While asking a vendor to complete a security survey before negotiating an agreement may not be required, it can help determine whether the vendor can meet your security expectations.

Pre-contract questions should address these issues:

  1. Identity: Is the vendor who they claim to be? Or do they misrepresent themselves?
  2. Finances: Are they financially sound? Do they have outstanding debts, weak revenue streams, or other significant liabilities?
  3. Reputation: Ask for references. Read publicly available reviews. Ask your colleagues.
  4. Geography: Where will your data be housed?
  5. Does the vendor conduct a security risk analysis? When was the last time the vendor completed a security risk analysis?
  6. When was the last time the vendor trained their employees on HIPAA? What is their training process?
  7. What security safeguards does the vendor have in place to protect ePHI? 
  8. What policies and procedures does the vendor have and are employees following them?

Security is not simply a HIPAA issue; it is a business issue that can have significant financial consequences. Going that extra step to understand how your vendor will prevent unauthorized access to your data is a small price for the hassle and cost it will save you. Click here to download a sample HIPAA business associate security questionnaire to use when you are evaluating potential vendors.

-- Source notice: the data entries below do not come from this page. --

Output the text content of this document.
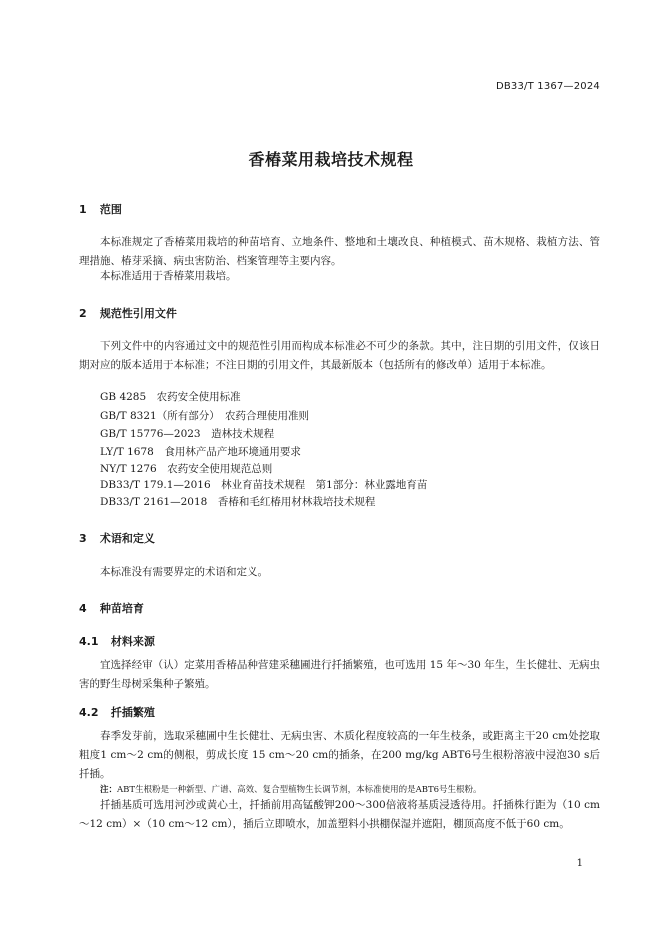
DB33/T 1367—2024
香椿菜用栽培技术规程
1 范围
本标准规定了香椿菜用栽培的种苗培育、立地条件、整地和土壤改良、种植模式、苗木规格、栽植方法、管理措施、椿芽采摘、病虫害防治、档案管理等主要内容。
本标准适用于香椿菜用栽培。
2 规范性引用文件
下列文件中的内容通过文中的规范性引用而构成本标准必不可少的条款。其中，注日期的引用文件，仅该日期对应的版本适用于本标准；不注日期的引用文件，其最新版本（包括所有的修改单）适用于本标准。
GB 4285　农药安全使用标准
GB/T 8321（所有部分）　农药合理使用准则
GB/T 15776—2023　造林技术规程
LY/T 1678　食用林产品产地环境通用要求
NY/T 1276　农药安全使用规范总则
DB33/T 179.1—2016　林业育苗技术规程　第1部分：林业露地育苗
DB33/T 2161—2018　香椿和毛红椿用材林栽培技术规程
3 术语和定义
本标准没有需要界定的术语和定义。
4 种苗培育
4.1 材料来源
宜选择经审（认）定菜用香椿品种营建采穗圃进行扦插繁殖，也可选用 15 年～30 年生，生长健壮、无病虫害的野生母树采集种子繁殖。
4.2 扦插繁殖
春季发芽前，选取采穗圃中生长健壮、无病虫害、木质化程度较高的一年生枝条，或距离主干20 cm处挖取粗度1 cm～2 cm的侧根，剪成长度 15 cm～20 cm的插条，在200 mg/kg ABT6号生根粉溶液中浸泡30 s后扦插。
注：ABT生根粉是一种新型、广谱、高效、复合型植物生长调节剂，本标准使用的是ABT6号生根粉。
扦插基质可选用河沙或黄心土，扦插前用高锰酸钾200～300倍液将基质浸透待用。扦插株行距为（10 cm～12 cm）×（10 cm～12 cm），插后立即喷水，加盖塑料小拱棚保湿并遮阳，棚顶高度不低于60 cm。
1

Doing an exclusion search will inform you of red flags

An exclusion search can help you determine whether a vendor has been excluded from participating with federal healthcare organizations. An exclusion indicates that the vendor has engaged in illegal or fraudulent behavior.

You will want to check these exclusion lists:

  1. List of Excluded Individuals and Entities (LEIE)

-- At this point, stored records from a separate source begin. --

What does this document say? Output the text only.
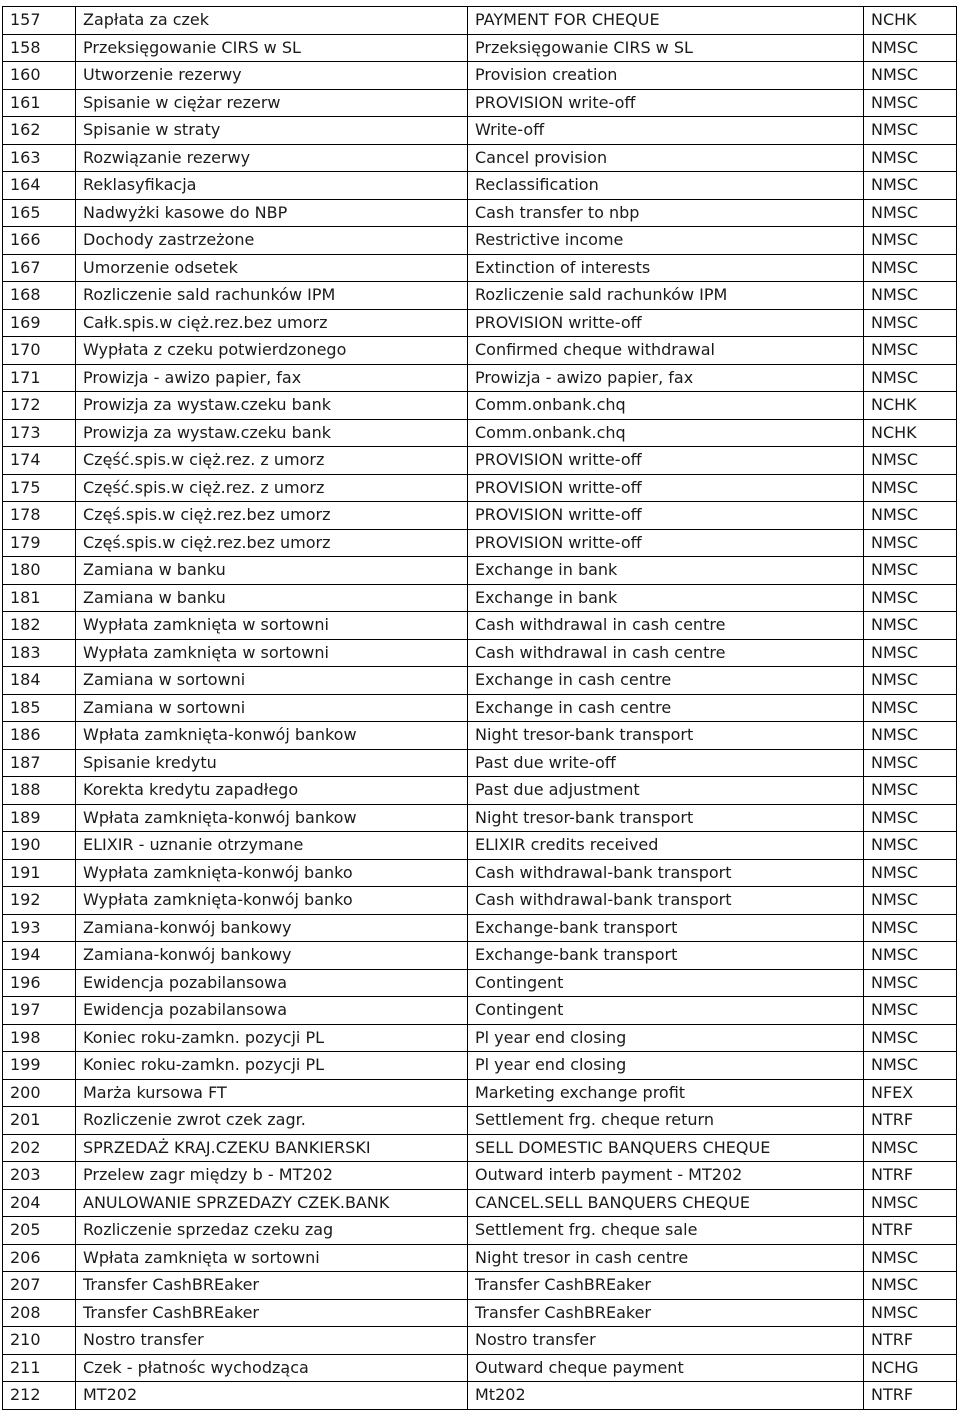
157	Zapłata za czek	PAYMENT FOR CHEQUE	NCHK
158	Przeksięgowanie CIRS w SL	Przeksięgowanie CIRS w SL	NMSC
160	Utworzenie rezerwy	Provision creation	NMSC
161	Spisanie w ciężar rezerw	PROVISION write-off	NMSC
162	Spisanie w straty	Write-off	NMSC
163	Rozwiązanie rezerwy	Cancel provision	NMSC
164	Reklasyfikacja	Reclassification	NMSC
165	Nadwyżki kasowe do NBP	Cash transfer to nbp	NMSC
166	Dochody zastrzeżone	Restrictive income	NMSC
167	Umorzenie odsetek	Extinction of interests	NMSC
168	Rozliczenie sald rachunków IPM	Rozliczenie sald rachunków IPM	NMSC
169	Całk.spis.w cięż.rez.bez umorz	PROVISION writte-off	NMSC
170	Wypłata z czeku potwierdzonego	Confirmed cheque withdrawal	NMSC
171	Prowizja - awizo papier, fax	Prowizja - awizo papier, fax	NMSC
172	Prowizja za wystaw.czeku bank	Comm.onbank.chq	NCHK
173	Prowizja za wystaw.czeku bank	Comm.onbank.chq	NCHK
174	Część.spis.w cięż.rez. z umorz	PROVISION writte-off	NMSC
175	Część.spis.w cięż.rez. z umorz	PROVISION writte-off	NMSC
178	Częś.spis.w cięż.rez.bez umorz	PROVISION writte-off	NMSC
179	Częś.spis.w cięż.rez.bez umorz	PROVISION writte-off	NMSC
180	Zamiana w banku	Exchange in bank	NMSC
181	Zamiana w banku	Exchange in bank	NMSC
182	Wypłata zamknięta w sortowni	Cash withdrawal in cash centre	NMSC
183	Wypłata zamknięta w sortowni	Cash withdrawal in cash centre	NMSC
184	Zamiana w sortowni	Exchange in cash centre	NMSC
185	Zamiana w sortowni	Exchange in cash centre	NMSC
186	Wpłata zamknięta-konwój bankow	Night tresor-bank transport	NMSC
187	Spisanie kredytu	Past due write-off	NMSC
188	Korekta kredytu zapadłego	Past due adjustment	NMSC
189	Wpłata zamknięta-konwój bankow	Night tresor-bank transport	NMSC
190	ELIXIR - uznanie otrzymane	ELIXIR credits received	NMSC
191	Wypłata zamknięta-konwój banko	Cash withdrawal-bank transport	NMSC
192	Wypłata zamknięta-konwój banko	Cash withdrawal-bank transport	NMSC
193	Zamiana-konwój bankowy	Exchange-bank transport	NMSC
194	Zamiana-konwój bankowy	Exchange-bank transport	NMSC
196	Ewidencja pozabilansowa	Contingent	NMSC
197	Ewidencja pozabilansowa	Contingent	NMSC
198	Koniec roku-zamkn. pozycji PL	Pl year end closing	NMSC
199	Koniec roku-zamkn. pozycji PL	Pl year end closing	NMSC
200	Marża kursowa FT	Marketing exchange profit	NFEX
201	Rozliczenie zwrot czek zagr.	Settlement frg. cheque return	NTRF
202	SPRZEDAŻ KRAJ.CZEKU BANKIERSKI	SELL DOMESTIC BANQUERS CHEQUE	NMSC
203	Przelew zagr między b - MT202	Outward interb payment - MT202	NTRF
204	ANULOWANIE SPRZEDAZY CZEK.BANK	CANCEL.SELL BANQUERS CHEQUE	NMSC
205	Rozliczenie sprzedaz czeku zag	Settlement frg. cheque sale	NTRF
206	Wpłata zamknięta w sortowni	Night tresor in cash centre	NMSC
207	Transfer CashBREaker	Transfer CashBREaker	NMSC
208	Transfer CashBREaker	Transfer CashBREaker	NMSC
210	Nostro transfer	Nostro transfer	NTRF
211	Czek - płatnośc wychodząca	Outward cheque payment	NCHG
212	MT202	Mt202	NTRF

The Office of Inspector General maintains the LEIE. Individual providers and entities get on the list for Medicare or Medicaid fraud, patient abuse or neglect, felony convictions for healthcare-related fraud, theft, or other financial misconduct, and felony convictions for unlawful manufacturing, distribution, prescription, or dispensing of controlled substances.

One of the reasons that you will want to do an exclusion search of the LEIE is because the government can issue a monetary penalty for entering a contract with an entity on the LEIE. In addition, some states maintain their own exclusion list prohibiting entities from participating in state government-run programs.

  1. Centers for Medicare and Medicaid Services (CMS) Preclusion List

The CMS preclusion list prohibits prescribers, individuals, or entities from receiving payment for Medicare Advantage items or services or Part D drugs furnished or prescribed to Medicare beneficiaries. Prescribers, individuals, or entities are on the preclusion list for one to three years.

  1. System for Award Management (SAM)

SAM is a website that lists all companies registered to do business with the federal government. Use SAM to determine whether a vendor has been suspended or debarred. 

Protecting your practice against a HIPAA breach requires doing more than simply signing a BAA. Before you entrust your protected health information to a BA you will want to do a thorough assessment of the potential vendor.